Artelio

accueil > Cinéma > article




 

Jellyfish, de Kiyoshi Kurosawa

Bright Future

Présenté cette année en compétition à Cannes sous le titre de Bright Future, le nouveau long métrage de Kiyoshi Kurosawa réapparaît en ce mois de décembre sous l’appelation Jellyfish. Un changement de nom significatif puisque le montage présenté ici est beaucoup plus court que celui sorti au Japon. Après Kaïro, le cinéaste japonais reste fidèle à sa vision critique de la société japonaise où les individus en sont réduits à l’état de fantôme.


Yuji est un jeune homme déséquilibré qui travaille dans une usine de fabrication de serviettes de toilette. Il traîne avec son camarade de travail Mamoru qui, selon leur accord secret, le maintient sous contrôle au moyen d’une gestuelle simplifiée. Lorsque Mamoru est arrêté pour avoir tué son patron, Yuji se fait un devoir de s’occuper de la méduse de son ami, créature à la beauté étrange dont le venin est mortel. Il se lie d’amitié avec le père de Mamoru et commence à s’apercevoir des réalités de sa situation.

Si cette méduse compte tant aux yeux des deux jeunes protagonistes, c’est que dans sa beauté immanente, elle ne signifie rien d’autre que la mort. Elle est cette menace apaisante qui rôde dans les eaux calmes et transparentes du quotidien. Tout se passe comme si, lorsque les regards des personnages se posaient sur elle, le temps, devenu inutile, se suspendait. Jellyfish n’est pas l’histoire d’un homme qui (pré)voit le futur mais la dissection d’une contemplation esthétique et morbide, symptôme d’une société au bord du gouffre.

La génération qu’incarnent les deux personnages de Yuji et Mamoru ne sait en effet pas où elle va. Elle oscille entre le besoin de rupture et l’inextinguible ennui. En perpétuelle débâcle, elle porte en elle le principe de sa propre fin, et celle de la société qui l’a vu naître. Ce film, par la génération qu’il met en scène, a tout d’un Orange mécanique qui aurait renoncé à la violence et au verbe, ou d’un blow-up qui aurait perdu ses illusions.

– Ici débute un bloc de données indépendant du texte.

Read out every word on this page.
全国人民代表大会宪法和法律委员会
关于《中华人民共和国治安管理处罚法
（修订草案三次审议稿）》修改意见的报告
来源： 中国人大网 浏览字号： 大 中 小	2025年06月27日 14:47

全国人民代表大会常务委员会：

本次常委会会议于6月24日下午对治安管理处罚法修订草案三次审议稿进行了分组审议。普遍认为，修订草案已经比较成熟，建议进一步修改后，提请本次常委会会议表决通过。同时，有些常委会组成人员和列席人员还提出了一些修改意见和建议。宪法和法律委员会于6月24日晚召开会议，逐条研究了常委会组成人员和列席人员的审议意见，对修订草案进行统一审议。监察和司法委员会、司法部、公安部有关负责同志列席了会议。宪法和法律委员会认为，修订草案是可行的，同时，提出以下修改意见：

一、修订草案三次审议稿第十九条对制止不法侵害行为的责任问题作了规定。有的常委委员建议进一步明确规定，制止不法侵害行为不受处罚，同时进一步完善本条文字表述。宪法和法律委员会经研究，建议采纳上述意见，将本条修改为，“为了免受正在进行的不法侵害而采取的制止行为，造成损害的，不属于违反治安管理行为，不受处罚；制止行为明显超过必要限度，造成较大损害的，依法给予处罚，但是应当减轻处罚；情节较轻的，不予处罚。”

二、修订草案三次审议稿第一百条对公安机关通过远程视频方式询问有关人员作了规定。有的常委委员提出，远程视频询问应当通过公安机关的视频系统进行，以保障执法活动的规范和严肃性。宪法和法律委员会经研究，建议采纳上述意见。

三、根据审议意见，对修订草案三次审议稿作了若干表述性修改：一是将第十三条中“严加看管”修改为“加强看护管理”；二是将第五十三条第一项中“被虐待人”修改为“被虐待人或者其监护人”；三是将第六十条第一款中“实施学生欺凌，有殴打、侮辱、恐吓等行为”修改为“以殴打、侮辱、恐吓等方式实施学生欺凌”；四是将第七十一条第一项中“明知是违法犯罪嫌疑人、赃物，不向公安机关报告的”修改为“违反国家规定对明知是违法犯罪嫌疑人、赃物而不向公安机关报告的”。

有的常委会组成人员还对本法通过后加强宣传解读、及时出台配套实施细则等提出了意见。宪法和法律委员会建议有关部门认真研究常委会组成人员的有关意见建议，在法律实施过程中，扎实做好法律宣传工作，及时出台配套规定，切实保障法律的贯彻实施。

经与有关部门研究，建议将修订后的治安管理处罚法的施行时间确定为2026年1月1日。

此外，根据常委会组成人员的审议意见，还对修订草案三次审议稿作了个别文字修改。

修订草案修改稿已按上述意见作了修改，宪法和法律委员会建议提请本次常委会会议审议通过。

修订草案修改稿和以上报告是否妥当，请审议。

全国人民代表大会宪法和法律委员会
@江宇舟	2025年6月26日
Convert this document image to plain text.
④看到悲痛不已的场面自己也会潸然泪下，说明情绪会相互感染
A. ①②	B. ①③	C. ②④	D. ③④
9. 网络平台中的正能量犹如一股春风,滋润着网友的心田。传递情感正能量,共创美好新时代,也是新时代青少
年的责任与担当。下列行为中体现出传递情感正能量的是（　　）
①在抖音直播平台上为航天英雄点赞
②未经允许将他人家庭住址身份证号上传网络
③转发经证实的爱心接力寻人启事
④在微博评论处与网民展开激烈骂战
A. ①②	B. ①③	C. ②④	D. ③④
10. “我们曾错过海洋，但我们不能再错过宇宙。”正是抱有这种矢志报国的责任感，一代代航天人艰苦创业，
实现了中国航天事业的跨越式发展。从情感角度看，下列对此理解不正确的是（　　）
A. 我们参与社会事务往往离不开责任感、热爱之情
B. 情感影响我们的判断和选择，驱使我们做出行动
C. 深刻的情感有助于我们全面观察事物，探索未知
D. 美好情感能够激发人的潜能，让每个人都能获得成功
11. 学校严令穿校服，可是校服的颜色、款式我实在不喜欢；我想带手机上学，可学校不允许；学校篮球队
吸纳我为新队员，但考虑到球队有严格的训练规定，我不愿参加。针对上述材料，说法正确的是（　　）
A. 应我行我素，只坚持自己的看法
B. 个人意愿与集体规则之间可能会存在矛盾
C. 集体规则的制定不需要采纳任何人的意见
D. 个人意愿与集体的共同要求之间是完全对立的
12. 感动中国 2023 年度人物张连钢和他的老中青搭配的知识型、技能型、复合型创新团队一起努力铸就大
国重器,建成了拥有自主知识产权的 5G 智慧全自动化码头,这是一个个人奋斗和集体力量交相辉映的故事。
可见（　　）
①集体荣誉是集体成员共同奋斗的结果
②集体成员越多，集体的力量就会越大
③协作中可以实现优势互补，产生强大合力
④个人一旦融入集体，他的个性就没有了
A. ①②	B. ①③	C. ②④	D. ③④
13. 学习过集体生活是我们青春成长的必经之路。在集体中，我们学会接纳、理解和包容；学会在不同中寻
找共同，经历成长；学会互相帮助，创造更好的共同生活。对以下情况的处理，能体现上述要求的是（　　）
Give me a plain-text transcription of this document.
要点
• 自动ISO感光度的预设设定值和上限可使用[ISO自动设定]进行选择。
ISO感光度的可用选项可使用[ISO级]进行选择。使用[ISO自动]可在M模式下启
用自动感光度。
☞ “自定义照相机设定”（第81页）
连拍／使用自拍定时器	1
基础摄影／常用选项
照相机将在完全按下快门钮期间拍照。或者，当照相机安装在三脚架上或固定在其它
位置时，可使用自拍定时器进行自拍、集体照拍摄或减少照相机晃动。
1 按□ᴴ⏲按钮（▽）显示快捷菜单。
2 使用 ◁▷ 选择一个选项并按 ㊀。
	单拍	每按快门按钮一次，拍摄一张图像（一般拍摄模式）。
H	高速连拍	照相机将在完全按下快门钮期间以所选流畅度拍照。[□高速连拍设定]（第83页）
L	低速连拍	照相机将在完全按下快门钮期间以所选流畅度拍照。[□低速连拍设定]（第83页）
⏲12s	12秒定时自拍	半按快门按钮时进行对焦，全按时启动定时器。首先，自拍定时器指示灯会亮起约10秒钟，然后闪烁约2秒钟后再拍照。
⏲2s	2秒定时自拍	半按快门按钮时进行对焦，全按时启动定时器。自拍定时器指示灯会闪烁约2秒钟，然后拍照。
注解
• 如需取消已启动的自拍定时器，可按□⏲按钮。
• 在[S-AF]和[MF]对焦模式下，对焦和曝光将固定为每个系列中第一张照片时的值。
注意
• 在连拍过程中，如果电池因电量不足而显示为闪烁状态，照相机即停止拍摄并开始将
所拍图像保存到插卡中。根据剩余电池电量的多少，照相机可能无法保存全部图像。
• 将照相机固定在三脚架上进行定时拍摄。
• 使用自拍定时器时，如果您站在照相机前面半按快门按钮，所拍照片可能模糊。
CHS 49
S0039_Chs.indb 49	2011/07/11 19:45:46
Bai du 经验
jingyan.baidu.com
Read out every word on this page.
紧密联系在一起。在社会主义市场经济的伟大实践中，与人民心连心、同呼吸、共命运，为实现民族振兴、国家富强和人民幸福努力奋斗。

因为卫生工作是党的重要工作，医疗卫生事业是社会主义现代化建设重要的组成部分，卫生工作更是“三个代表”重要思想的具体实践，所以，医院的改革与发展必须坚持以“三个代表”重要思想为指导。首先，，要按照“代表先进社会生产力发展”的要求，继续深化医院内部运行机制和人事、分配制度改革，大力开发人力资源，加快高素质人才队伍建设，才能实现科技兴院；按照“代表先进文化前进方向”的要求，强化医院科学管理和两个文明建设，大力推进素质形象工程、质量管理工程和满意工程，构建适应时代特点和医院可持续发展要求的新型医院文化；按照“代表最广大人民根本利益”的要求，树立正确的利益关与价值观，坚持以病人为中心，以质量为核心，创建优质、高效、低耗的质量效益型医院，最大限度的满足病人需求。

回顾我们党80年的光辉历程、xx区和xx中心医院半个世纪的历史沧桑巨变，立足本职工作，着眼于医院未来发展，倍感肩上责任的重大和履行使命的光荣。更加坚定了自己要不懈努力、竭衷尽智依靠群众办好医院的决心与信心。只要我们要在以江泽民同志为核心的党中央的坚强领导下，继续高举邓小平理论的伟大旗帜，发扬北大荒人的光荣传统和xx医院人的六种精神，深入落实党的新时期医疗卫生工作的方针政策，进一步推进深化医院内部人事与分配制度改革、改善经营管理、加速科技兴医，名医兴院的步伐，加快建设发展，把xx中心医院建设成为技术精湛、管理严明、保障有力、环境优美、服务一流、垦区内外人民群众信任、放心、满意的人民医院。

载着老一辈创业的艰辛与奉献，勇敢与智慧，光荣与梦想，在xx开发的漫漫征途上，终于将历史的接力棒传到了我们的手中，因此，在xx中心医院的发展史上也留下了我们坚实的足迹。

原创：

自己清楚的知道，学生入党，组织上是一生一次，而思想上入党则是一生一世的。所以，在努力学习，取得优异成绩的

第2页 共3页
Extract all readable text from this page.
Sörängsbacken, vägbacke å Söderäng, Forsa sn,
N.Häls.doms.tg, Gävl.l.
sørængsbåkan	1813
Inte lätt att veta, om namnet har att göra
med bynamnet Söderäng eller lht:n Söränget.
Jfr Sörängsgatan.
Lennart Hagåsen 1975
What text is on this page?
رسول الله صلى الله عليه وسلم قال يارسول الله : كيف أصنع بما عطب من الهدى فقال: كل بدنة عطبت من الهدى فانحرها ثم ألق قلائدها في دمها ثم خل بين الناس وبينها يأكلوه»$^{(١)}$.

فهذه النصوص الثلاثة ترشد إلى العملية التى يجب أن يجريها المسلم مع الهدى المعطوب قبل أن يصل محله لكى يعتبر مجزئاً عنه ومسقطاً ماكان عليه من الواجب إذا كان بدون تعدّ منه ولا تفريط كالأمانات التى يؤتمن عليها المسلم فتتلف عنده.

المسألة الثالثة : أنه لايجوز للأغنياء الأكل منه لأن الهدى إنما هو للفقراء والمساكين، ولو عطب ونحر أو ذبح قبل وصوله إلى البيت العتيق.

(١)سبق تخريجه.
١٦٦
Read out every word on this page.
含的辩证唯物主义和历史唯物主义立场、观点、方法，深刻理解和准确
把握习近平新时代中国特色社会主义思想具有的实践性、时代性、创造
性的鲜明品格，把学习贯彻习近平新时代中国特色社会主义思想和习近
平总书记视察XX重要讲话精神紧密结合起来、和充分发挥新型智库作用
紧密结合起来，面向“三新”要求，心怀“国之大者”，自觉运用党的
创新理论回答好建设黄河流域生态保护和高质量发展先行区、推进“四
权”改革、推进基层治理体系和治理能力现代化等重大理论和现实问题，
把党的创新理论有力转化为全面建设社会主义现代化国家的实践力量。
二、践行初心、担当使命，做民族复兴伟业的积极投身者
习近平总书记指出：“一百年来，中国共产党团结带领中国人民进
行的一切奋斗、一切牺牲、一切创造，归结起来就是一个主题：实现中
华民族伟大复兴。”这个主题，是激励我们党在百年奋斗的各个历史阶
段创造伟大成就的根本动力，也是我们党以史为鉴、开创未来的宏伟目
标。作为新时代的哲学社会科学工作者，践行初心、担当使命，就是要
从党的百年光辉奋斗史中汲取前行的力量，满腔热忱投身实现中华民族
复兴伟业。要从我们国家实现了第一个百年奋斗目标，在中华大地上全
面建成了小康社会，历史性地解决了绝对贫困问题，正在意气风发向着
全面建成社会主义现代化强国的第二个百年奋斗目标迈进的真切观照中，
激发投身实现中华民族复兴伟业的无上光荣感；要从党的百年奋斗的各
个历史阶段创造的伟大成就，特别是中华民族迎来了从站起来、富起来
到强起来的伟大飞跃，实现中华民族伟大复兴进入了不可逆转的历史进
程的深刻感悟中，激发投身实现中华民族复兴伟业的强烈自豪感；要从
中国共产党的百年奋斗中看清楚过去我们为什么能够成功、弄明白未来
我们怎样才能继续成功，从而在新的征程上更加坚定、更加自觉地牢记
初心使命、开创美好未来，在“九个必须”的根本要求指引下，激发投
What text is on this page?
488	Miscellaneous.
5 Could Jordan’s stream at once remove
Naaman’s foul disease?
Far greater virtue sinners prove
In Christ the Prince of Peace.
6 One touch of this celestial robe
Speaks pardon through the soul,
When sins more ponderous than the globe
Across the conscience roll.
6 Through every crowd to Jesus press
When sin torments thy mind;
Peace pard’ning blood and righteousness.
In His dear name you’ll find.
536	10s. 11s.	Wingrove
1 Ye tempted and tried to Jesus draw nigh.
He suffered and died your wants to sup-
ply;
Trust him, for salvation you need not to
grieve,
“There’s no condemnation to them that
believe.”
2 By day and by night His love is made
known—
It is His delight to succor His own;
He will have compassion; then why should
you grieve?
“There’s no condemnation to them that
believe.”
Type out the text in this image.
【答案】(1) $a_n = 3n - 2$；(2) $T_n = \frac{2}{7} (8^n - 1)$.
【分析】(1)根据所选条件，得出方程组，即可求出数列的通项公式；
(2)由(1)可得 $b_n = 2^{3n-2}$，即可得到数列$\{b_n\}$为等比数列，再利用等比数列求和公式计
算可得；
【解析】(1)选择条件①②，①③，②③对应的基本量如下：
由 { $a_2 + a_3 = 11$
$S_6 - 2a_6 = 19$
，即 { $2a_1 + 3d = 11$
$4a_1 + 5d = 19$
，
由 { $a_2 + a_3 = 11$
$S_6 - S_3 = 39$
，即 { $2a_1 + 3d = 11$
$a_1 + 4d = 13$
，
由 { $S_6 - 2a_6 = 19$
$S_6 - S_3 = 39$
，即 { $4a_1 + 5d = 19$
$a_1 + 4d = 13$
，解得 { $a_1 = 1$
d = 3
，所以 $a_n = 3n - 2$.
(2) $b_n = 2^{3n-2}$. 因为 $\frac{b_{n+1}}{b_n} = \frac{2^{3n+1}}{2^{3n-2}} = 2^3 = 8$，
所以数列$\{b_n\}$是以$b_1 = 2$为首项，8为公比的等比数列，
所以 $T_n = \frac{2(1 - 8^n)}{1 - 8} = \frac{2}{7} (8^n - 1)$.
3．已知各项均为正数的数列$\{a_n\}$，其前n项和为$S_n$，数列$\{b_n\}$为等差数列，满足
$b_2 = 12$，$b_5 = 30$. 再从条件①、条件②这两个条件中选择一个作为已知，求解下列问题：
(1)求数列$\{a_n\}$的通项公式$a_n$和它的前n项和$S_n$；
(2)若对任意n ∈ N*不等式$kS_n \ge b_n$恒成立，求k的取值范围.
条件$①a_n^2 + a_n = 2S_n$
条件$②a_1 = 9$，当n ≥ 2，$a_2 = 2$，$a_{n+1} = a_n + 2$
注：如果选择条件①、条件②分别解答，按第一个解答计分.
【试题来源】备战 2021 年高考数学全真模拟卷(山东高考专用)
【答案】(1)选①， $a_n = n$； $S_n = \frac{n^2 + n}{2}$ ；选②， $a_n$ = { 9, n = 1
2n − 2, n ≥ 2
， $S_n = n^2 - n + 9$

En s’achevant sur l’image de ce fleuve infesté de méduses vénéneuses et phosphorescentes, Jellyfish annonce à sa manière la fin glorieuse et belle d’un certain monde. Ce sentiment est renforcé par une mise en scène soit statique soit toute en ruptures : le temps du basculement est également celui de la suspension - ce film défend, comme l’indique son titre, une vision de l’avenir obscure et belle. Il reprend par là l’idée ancienne bien que moderne qui veut que le désastre soit aussi un chef-d’œuvre.